Tuesday, November 16, 2004

A question of taste

I'm sort of mesmerized as well as horrified by Jonathan Franzen's claims about Alice Munro in this weekend's NYTBR. Reading it made me feel like an alien from another planet. There is something resolutely and horribly normalizing about this piece! (And I say this as someone who liked The Corrections very much despite sort of wanting not to. It's a very good book. Not my kind of book, but a really excellent book that everybody should read, on the short list of top 20 American novels of last 10 years, say. And I don't mean that to sound insulting, that's my honest assessment! It's a compliment!) Here's what Franzen says about Munro:

Alice Munro has a strong claim to being the best fiction writer now working in North America, but outside of Canada, where her books are No. 1 best sellers, she has never had a large readership. At the risk of sounding like a pleader on behalf of yet another underappreciated writer -- and maybe you've learned to recognize and evade these pleas? The same way you've learned not to open bulk mail from certain charities? Please give generously to Dawn Powell? Your contribution of just 15 minutes a week can help assure Joseph Roth of his rightful place in the modern canon? -- I want to circle around Munro's latest marvel of a book, ''Runaway,'' by taking some guesses at why her excellence so dismayingly exceeds her fame.

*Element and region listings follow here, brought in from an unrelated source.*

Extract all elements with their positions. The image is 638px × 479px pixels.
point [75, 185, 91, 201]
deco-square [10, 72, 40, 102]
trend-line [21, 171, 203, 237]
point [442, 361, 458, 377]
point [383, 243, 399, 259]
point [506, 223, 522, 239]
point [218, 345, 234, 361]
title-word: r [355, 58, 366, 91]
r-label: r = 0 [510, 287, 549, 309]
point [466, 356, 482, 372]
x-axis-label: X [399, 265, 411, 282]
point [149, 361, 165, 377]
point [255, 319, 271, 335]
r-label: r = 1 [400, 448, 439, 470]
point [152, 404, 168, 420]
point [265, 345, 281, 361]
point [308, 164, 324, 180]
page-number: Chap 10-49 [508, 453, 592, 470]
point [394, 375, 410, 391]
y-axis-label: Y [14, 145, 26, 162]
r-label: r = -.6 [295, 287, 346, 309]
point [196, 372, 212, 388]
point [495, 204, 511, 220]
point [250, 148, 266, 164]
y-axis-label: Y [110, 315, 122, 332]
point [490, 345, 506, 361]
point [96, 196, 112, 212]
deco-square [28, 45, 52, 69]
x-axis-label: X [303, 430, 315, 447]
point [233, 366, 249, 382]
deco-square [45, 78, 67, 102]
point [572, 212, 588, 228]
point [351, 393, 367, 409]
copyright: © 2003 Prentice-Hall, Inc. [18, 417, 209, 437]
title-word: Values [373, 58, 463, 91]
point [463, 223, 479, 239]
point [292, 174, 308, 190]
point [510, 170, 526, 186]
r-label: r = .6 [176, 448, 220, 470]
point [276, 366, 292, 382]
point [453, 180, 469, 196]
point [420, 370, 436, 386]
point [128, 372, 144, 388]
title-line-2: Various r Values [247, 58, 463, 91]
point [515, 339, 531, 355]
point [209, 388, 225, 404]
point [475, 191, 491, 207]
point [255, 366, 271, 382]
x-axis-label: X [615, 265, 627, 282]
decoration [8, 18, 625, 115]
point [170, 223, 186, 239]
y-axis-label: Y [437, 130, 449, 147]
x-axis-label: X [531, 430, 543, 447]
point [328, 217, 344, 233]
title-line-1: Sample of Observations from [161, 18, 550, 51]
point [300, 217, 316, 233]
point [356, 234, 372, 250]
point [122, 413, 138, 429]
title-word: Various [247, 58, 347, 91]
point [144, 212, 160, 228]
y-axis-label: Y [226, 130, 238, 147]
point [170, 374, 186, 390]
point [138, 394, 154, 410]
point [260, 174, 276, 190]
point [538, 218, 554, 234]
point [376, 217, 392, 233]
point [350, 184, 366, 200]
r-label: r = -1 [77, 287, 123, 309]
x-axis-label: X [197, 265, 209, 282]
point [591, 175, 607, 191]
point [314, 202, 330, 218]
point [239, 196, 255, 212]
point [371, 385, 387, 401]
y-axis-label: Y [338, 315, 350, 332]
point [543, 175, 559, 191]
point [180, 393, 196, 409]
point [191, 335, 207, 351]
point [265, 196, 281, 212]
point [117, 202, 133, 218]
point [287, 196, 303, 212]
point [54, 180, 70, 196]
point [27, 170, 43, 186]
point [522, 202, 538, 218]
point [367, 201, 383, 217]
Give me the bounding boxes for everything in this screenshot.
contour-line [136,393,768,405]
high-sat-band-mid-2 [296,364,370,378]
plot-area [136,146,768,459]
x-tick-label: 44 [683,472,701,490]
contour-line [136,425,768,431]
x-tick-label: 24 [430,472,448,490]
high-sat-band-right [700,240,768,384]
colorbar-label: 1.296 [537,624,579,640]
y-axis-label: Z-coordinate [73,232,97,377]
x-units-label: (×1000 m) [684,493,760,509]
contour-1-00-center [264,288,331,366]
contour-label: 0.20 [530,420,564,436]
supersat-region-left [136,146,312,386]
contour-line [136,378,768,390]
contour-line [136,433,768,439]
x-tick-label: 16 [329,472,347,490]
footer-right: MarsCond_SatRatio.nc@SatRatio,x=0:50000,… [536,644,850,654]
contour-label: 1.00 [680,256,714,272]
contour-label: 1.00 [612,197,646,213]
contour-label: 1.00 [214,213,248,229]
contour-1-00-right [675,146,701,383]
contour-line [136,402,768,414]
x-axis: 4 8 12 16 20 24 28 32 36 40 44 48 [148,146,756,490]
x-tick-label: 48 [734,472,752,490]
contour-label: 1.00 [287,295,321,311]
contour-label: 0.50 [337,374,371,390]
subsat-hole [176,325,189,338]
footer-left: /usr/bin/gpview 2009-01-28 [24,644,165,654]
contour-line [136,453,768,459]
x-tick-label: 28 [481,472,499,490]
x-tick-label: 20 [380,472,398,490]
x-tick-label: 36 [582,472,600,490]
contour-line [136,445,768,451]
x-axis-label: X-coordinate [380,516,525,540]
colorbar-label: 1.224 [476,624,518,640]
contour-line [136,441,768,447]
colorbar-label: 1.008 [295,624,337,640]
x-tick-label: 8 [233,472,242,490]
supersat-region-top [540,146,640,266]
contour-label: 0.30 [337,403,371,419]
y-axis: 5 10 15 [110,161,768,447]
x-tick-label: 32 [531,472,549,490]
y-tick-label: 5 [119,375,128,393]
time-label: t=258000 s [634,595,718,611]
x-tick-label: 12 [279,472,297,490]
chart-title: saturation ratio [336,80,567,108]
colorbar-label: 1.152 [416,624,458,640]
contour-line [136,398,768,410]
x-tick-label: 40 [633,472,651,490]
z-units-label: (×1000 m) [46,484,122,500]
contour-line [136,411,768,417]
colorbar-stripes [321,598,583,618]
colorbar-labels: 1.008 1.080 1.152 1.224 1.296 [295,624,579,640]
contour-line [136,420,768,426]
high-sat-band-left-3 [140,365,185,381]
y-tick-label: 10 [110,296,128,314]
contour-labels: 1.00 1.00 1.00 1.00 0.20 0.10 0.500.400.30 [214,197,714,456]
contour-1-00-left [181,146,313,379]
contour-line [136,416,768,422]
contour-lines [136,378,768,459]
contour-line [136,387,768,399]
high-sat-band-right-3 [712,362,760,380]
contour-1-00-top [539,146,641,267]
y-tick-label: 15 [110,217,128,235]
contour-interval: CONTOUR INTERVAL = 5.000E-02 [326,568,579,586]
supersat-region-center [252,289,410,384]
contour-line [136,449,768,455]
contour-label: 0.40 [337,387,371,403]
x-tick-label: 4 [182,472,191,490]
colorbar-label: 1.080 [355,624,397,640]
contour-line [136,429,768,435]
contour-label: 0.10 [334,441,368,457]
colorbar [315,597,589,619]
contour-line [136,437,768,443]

I basically disagree with everything he says. Alice Munro is an excellent writer. But I can't see by what criteria she's "the best fiction writer now writing in North America." (How can you say this, anyway? There are LOTS of 'best' fiction writers. It's very much a matter of taste, surely?) And how is Munro underappreciated? Uh, I had to read a book of hers in high school. It was fine. She's a good writer. It's not my cup of tea. (It was Lives of Girls and Women. It's republished in Vintage Contemporaries. Yeah, obscure and underappreciated.) Alice Munro's stories are regularly published in the New Yorker. A million people see them! Again, by what standard underappreciated? In what sense does her excellence exceed her fame? She's excellent, yeah. But Franzen admits it in his piece--she cycles around a relatively narrow set of topics, and her style is relatively fixed. She and William Trevor are both wonderful writers. If you gave me the choice of the complete works of Alice Munro versus those of Joyce Carol Oates, I'd take the latter any day. Style can only take you so far. Sensibility, intellectual range, ambition: all those are good things too. Maybe the JCO comparison isn't the clearest. But I feel that there's something in this Franzen-lauding-Munro that is really anathema to all my sensibilities. Anyway, what about the possibility that you can't HAVE a best at all when it comes to fiction? That you've always got to have a lot of crazy different voices?